In-depth insight into the Yb3+ effect in NaErF4-based host sensitization upconversion: a double-edged sword.

Abstract

NaErF4 is the most extensively studied host for self-sensitized upconversion (UC), and Yb3+ is the most commonly used energy absorber. It has been reported that the red luminescence of Er3+ can be enhanced by introducing Yb3+ into the NaErF4 host lattice, where Yb3+ ions serve as trapping centers to confine the excitation energy. Also, it has been pointed out that the Yb3+ doping in the shell of NaErF4-hosted core-shell nanocrystals can further improve the red emission intensity. Conversely, it can be argued that the Yb3+ doping in the shell always results in the luminescence quenching of the NaErF4 core. These imply that the impact of Yb3+ on NaErF4-based host-sensitized UC is rather complicated and must be probed deeply. In this study, we thoroughly discussed the effect of Yb3+ located in the core/shell on the NaErF4-based host sensitization UC and afforded the related mechanism interpretations. In the NaErF4 core nanocrystals, the green-dominated UCL presented an enhancement on increasing the concentration of the Yb3+ dopant owing to the promoted energy harvesting for luminescence. Furthermore, the emission properties of NaErF4:10%Yb shelled with diverse inert layers were also investigated, and the intensity difference of these core-inert shell nanoparticles could be explained by the lattice mismatch and shell thickness.
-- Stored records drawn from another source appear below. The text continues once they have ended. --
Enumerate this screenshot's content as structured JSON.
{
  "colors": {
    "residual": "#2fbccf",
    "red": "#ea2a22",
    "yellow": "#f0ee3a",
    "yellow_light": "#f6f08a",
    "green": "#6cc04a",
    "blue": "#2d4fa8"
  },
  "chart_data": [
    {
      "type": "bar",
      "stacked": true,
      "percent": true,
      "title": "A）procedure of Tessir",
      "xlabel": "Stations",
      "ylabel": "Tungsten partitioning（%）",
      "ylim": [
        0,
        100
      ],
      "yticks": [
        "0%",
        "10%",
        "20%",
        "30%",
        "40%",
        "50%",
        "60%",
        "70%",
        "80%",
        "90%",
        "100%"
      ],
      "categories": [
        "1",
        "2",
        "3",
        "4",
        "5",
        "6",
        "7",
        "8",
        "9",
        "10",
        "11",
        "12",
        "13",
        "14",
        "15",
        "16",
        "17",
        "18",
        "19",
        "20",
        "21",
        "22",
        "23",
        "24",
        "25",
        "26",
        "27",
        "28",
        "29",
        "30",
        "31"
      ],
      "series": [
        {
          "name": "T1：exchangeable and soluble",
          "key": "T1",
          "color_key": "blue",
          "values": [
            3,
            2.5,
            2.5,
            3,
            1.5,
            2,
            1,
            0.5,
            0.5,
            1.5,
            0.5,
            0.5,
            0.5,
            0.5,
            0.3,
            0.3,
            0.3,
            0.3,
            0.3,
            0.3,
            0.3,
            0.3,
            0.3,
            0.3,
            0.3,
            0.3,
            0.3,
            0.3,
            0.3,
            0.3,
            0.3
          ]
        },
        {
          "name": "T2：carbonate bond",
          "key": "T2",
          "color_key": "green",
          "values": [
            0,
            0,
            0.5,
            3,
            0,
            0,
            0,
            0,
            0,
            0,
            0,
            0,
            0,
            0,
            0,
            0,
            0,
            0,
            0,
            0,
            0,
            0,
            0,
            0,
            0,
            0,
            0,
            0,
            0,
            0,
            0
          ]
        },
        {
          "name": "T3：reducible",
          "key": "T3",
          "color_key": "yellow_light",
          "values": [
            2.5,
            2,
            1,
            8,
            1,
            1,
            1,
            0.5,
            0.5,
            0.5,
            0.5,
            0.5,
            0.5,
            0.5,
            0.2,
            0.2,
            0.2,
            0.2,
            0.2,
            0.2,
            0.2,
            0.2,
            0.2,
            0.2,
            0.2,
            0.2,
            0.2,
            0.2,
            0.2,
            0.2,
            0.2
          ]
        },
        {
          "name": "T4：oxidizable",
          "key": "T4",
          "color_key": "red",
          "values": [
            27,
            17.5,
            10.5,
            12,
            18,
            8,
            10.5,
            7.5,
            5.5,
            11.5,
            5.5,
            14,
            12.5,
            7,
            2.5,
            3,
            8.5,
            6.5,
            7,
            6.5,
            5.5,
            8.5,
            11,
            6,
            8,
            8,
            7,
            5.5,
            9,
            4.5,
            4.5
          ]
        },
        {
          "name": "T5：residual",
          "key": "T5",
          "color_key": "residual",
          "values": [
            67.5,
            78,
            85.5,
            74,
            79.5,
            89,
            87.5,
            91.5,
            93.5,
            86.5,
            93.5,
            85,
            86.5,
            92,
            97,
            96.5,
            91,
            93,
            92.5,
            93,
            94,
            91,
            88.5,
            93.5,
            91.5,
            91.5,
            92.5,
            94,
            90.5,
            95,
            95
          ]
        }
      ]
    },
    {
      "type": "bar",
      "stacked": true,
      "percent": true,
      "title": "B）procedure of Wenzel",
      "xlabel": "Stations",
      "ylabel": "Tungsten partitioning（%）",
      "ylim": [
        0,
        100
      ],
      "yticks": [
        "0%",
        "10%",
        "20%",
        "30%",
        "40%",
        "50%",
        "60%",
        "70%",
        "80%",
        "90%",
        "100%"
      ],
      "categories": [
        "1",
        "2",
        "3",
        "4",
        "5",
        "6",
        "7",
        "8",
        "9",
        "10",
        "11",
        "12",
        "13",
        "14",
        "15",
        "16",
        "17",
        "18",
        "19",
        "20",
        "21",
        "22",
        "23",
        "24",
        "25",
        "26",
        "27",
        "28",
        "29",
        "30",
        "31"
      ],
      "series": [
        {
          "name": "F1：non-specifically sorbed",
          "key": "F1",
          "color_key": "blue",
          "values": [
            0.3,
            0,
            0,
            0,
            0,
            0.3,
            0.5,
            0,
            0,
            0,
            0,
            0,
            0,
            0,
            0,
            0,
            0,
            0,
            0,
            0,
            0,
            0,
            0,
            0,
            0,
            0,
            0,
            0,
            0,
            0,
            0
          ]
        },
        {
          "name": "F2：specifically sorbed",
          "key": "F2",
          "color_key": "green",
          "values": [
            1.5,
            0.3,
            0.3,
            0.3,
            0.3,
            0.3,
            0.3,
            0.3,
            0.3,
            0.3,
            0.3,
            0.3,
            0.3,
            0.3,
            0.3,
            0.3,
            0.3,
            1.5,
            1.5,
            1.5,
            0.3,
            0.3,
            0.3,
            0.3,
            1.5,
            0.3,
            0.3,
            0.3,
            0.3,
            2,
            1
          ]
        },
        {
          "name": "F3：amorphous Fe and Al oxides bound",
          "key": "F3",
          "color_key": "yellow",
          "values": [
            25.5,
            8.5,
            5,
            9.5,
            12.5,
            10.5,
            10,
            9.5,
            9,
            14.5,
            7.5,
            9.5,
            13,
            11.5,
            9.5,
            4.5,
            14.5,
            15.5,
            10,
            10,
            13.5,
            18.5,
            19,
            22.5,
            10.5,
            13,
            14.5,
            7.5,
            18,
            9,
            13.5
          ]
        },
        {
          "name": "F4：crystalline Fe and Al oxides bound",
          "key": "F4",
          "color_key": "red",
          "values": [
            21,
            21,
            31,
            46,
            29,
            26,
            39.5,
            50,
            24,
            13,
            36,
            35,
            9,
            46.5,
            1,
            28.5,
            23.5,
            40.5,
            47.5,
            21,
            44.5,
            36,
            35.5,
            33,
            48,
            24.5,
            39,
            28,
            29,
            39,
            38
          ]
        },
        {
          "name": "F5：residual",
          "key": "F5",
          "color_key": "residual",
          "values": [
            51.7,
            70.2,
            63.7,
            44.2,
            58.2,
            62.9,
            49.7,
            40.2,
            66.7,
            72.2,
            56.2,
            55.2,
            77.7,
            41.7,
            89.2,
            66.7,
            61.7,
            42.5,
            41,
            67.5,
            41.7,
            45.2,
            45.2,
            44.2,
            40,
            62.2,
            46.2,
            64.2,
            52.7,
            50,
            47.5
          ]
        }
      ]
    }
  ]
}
In NaErF4:10%Yb@NaYF4:Yb with variable Yb3+ doping in the shell, the red-dominated UCL was generally weakened with more Yb3+ localized in the shell, which was ascribed to the competition of energy pooling and energy dissipation of Yb3+ in the outer layer. Therefore, Yb3+ ions wield a two-sided influence (termed a "double-edged sword") on the UC emissions of the Er3+ host. Additionally, we demonstrated the application potential of such UCNPs in water sensing and high-level anti-counterfeiting. This work offers an in-depth insight into the UC mechanism of Yb3+-doped NaErF4 nanocrystals and inspires the engineering of novel luminescent materials with distinguished properties.